Annex A — the control reference set

Annex A is a catalogue of 93 controls organised into 4 themes (in the 2022 version — earlier versions had 14 control domains; if you see those, the org is on the older ISO 27001:2013):

  • A.5 — Organisational controls (37 controls). Policy, roles, threat intel, supplier relationships, incident management.
  • A.6 — People controls (8 controls). Screening, terms of employment, awareness, disciplinary process.
  • A.7 — Physical controls (14 controls). Office security, equipment protection, secure disposal.
  • A.8 — Technological controls (34 controls). Access management, cryptography, system security, network security, application security, secure development, supplier security in the technology layer.

The Statement of Applicability (SoA) is where you formally declare which Annex A controls are in scope and how they're implemented. The auditor reads the SoA first.
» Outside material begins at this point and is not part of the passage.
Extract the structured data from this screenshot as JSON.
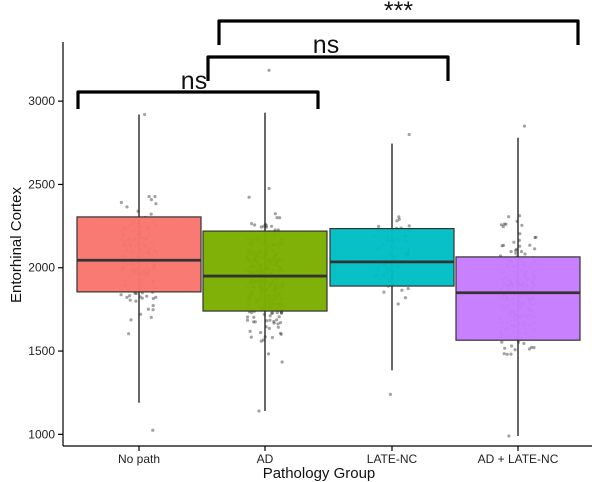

How Blankitt represents the hierarchy

In Blankitt's itsm_compliance_frameworks and its sections table, ISO 27001:2022 looks like:

ISO/IEC 27001:2022
├── 4. Context
├── 5. Leadership
├── 6. Planning
├── 7. Support
├── 8. Operation
├── 9. Performance evaluation
├── 10. Improvement
└── Annex A
    ├── A.5 Organisational
    ├── A.6 People
    ├── A.7 Physical
    └── A.8 Technological

When you map a Blankitt control to ISO 27001, you typically map it to a leaf node — e.g. "MFA on admin accounts" maps to A.8.5 Secure authentication. Multiple controls can map to one section, and one control can map to multiple sections.

What gets you the certificate

The certifier checks two things:

  1. Documentation — your ISMS policies, your risk register, your SoA, your internal audit reports, your management review minutes. They want evidence the system exists.
  2. Operational evidence — sample tickets, sample access reviews, sample incident records, sample training records. They want evidence the system is being run.

A clean ISO 27001:2022 first-time pass typically costs 6–9 months and £20–60k for a small SaaS, including the certifier's fee. After year one you have annual surveillance audits and a recertification audit every three years.